Knowing the characteristics of each level equips teachers to communicate
effectively with SLLs and to select appropriate teaching strategies. Before a
brief description of each stage, some points are to be considered:

·        
  Learners go through a fairly regular
sequence, regardless of their native languages. 
For learners from certain first language backgrounds, there may be sub-stages
within the sequence.

·        
This model varies according to learner
characteristics and that the stages are fluid and not discrete. Some learners
may progress at slower or faster rates based on a variety of factors, including
native language, age, affective issues, and so on.

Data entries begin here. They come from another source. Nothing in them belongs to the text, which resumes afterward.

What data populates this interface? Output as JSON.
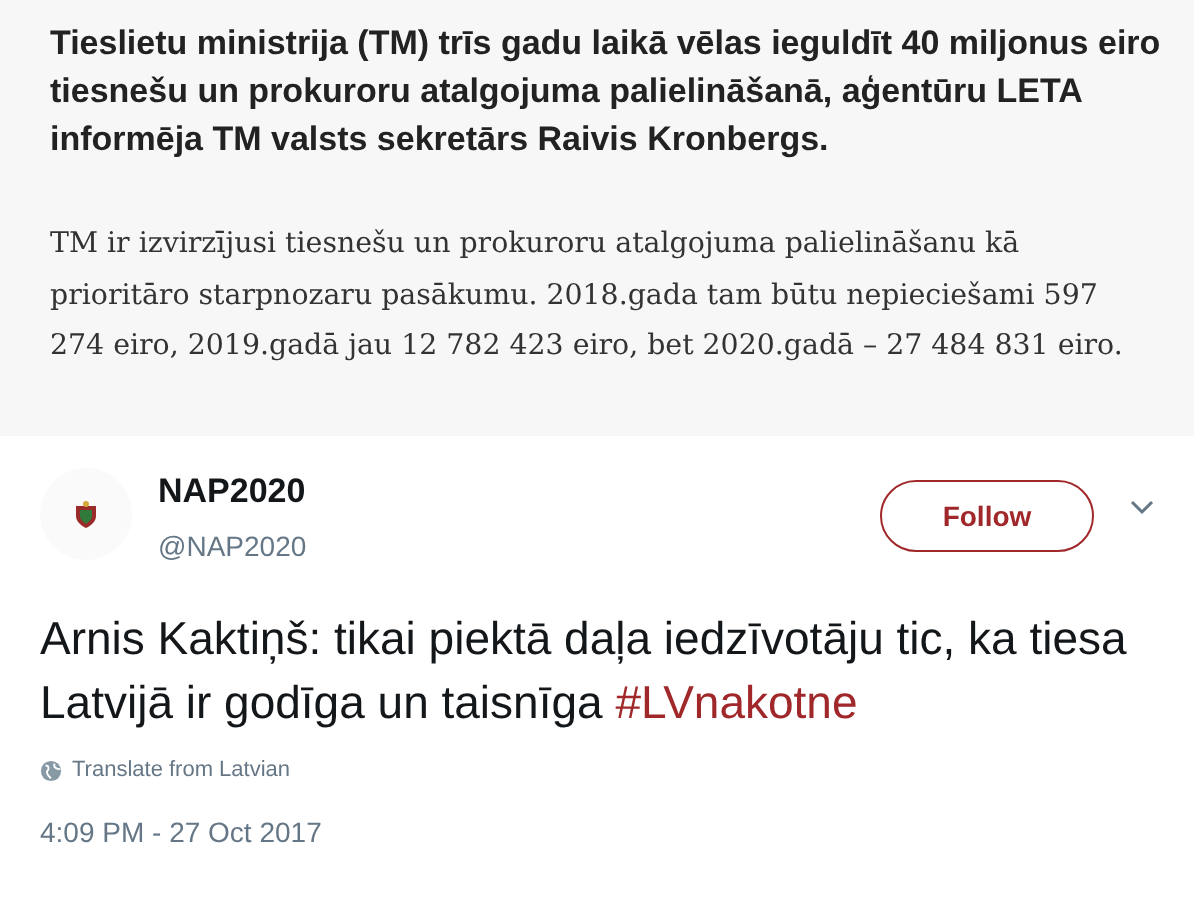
{
  "article": {
    "lead": "Tieslietu ministrija (TM) trīs gadu laikā vēlas ieguldīt 40 miljonus eiro tiesnešu un prokuroru atalgojuma palielināšanā, aģentūru LETA informēja TM valsts sekretārs Raivis Kronbergs.",
    "body": "TM ir izvirzījusi tiesnešu un prokuroru atalgojuma palielināšanu kā prioritāro starpnozaru pasākumu. 2018.gada tam būtu nepieciešami 597 274 eiro, 2019.gadā jau 12 782 423 eiro, bet 2020.gadā – 27 484 831 eiro."
  },
  "tweet": {
    "name": "NAP2020",
    "handle": "@NAP2020",
    "follow": "Follow",
    "text": "Arnis Kaktiņš: tikai piektā daļa iedzīvotāju tic, ka tiesa Latvijā ir godīga un taisnīga",
    "hashtag": "#LVnakotne",
    "translate": "Translate from Latvian",
    "time": "4:09 PM - 27 Oct 2017"
  }
}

The four stages with subsequent
student characteristics, time frame and teacher prompts are given below:

PRE-
PRODUCTION STAGE:

It is the foremost stage in SLA. Students at this
stage have anywhere from 10 hours to 6 months of exposure to second language
and are just beginning to learn the language. The most common student
characteristics in this stage includes: In class they may be shy and will
mainly listen and respond non-verbally. They have minimal comprehension
therefore it is very important for them to have time to listen and absorb the
language before they are required to speak it. 
This is sometimes referred to as the “Silent Period”. As they move through this level, their vocabulary includes approximately 500 receptive words (word they can
understand but don’t use yet), and they are beginning to develop what SLA
theorist Jim Cummins (1979)  terms Basic
Interpersonal Communication Skills (BICS), which is language used for social
communication. The teacher prompts
at this stage according to experts is that the teacher should be doing about
90% or more of the talking, and the students should listen and respond
non-verbally.  In order for the teacher’s
speech to be comprehensible, it should include lots of pantomime, body
language, facial expressions, and gestures. 
In addition, the teacher should model rather than just verbally explain
tasks and skills, and use lots of pictures and real objects.  The teacher’s speech should be simplified,
slow, and clear. Students at this level can be involved in lessons if the
teacher checks their comprehension through asking them to respond
non-verbally.  For example, they can
point to an item, nod to answer simple yes/no questions, and carry out simple
commands (e.g., put the globe on the table).